If money was not an object, what technology tools would you recommend for a library to purchase? This would not be for lending, but for patrons to view and use in-house.
Given the limited capacity of the budgets of most libraries, it is rare for cost not to be a consideration in the acquisition of new technology products or services. It is helpful, however, to know the full range of solutions apart from their cost. Pricing can also be treated as a separate aspect of a competitive procurement. It is often part of a formal review for the individuals assigned to evaluate products to not have access to pricing, so that they can focus on their ability to meet stated requirements and functionality. I am aware of some procurement scenarios where the proposals for those involved spanned a broad range of pricing, but all were considered affordable. Such a scenario enables a library to focus on selecting the best product, not the cheapest one. There are also many procurement processes, where the organization is required to select the least expensive qualified proposal. The weighting given to pricing will vary according to the procurement rules of an organization. Rarely is price not an object, but usually it is considered an important factor.
There are very few technology products that have been developed primarily to manage in-library use of materials. Some libraries have special collections or archives that do not circulate and may use products such as Aeon from Atlas Systems to track requests and processing workflows. It is much more common, however, for a library with a non-circulating collection to use one of many integrated library systems available, configured with the appropriate circulation rules. While one key area of concern for non-circulating libraries lies in tracking use, these libraries may also need automation support for acquisitions and cataloging of materials and for a public search interface, so that patrons can locate materials. These areas of collection management support are standard features of any of the major integrated library systems.
Tracking in-library use of materials is a standard routine for almost any library. Even if a library also lends materials, it is important to be able to capture statistical data, both for individual collection items and in aggregate for items consulted. Libraries generally ask patrons not to re-shelve items that they have consulted, but to rather return them to a designated area. This procedure not only prevents errors in shelving that might result from patrons not being familiar with the library's call numbers, but it also provides the opportunity to scan each item so that its use can be recorded.
Each scan increments the item's use or browse count and accumulates to the overall circulation activity reports. For circulating collections, these in-library use scans can also help identify errors, such as items shelved but not discharged. The standard features of an integrated library system can also address other scenarios, such as when materials are housed in closed stacks or remote storage. Patrons can make requests through the online catalog that generate paging requests for library personnel as well as the supporting routing and notification messages.

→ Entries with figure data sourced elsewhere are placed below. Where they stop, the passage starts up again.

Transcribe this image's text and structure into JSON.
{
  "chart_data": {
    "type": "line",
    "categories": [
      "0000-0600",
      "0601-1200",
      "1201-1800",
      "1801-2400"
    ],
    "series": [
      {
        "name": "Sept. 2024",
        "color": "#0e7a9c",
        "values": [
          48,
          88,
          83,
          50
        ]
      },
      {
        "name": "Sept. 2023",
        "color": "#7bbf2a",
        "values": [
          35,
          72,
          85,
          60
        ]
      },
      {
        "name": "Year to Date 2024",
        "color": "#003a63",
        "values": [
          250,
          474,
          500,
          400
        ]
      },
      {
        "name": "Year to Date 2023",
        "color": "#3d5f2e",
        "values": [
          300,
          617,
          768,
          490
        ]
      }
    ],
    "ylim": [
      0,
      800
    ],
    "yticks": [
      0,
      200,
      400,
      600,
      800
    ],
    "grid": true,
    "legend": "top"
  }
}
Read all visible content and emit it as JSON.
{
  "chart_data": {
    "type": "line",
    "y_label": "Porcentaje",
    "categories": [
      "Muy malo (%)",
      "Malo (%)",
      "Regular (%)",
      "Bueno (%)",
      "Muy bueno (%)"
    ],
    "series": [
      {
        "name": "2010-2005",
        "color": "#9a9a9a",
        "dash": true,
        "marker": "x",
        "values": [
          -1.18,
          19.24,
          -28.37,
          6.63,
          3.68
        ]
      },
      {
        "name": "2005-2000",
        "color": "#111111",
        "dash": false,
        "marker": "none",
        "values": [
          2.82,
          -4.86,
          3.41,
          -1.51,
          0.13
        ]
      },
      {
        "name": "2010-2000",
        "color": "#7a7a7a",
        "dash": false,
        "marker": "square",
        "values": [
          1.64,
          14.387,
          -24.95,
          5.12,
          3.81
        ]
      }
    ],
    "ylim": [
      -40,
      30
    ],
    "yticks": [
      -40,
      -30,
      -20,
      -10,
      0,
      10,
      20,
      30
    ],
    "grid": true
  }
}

Returning to the question of what technology in support of in-library use might best serve the library regardless of cost, I can offer only general advice rather than recommend specific products. A long list of requirements must be considered, based on the complexity of the collection, the collection management tasks expected, the request and messaging features needed, and the types of statistical reports desired.
Other supporting technologies might also be helpful such as RFID tags, readers, and security gates. RFID-based technologies could provide some interesting capabilities in tracking materials within the library and preventing unauthorized removal. In some cases, innovative products such as smart shelves could provide interesting ways to facilitate pickup of requested materials or to provide visual indicators of the location of items.
While it would be unusual for a library to acquire technology products without concern for cost, there are affordable options. The key challenge lies in finding the best products that meet the needs of the library, that solve problems in innovative ways, and that represent a good value for the library's financial investment.